A strength of our study is that we included five different patient groups allowing us to investigate the PIW in different disease patterns. Furthermore, the patient groups as well as the healthy SHIP controls followed both the same CPET protocol. The unloading cycling phase was only 1 min in our study, but 3 min in the study by Shah et al.13. However, previous data in patients with pulmonary hypertension25 and COPD26 demonstrated, that longer unloading cycling phases lead to a lower VO2@peak. Furthermore, our patients had a higher disease severity than those in the study of Shah et a. making the comparison between these two studies difficult.
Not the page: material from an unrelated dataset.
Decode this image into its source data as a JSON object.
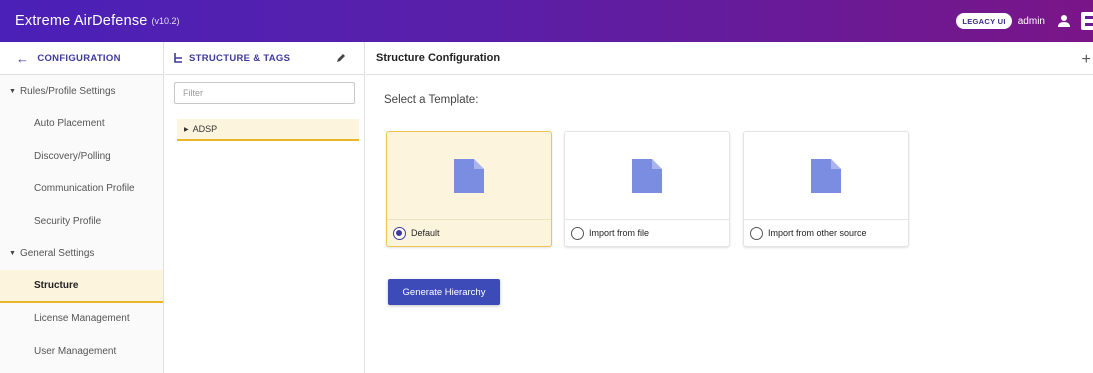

The PIW was similar between patients and healthy controls, but after consideration of the aerobic efficiency, patients needed a higher amount of their maximal workload when changing from resting to unloading exercise. Such a difference was also observed, when considering only the submaximal workload up to the VAT. Since the PIW(Watt) was higher in patients with pulmonary hypertension, this marker may be a useful CPET parameter in clinical practice, because, in contrast to most of the currently used CPET parameters, the PIW does not request a maximal workload for the patient. Further studies are needed to validate the prognostic significance of the PIW.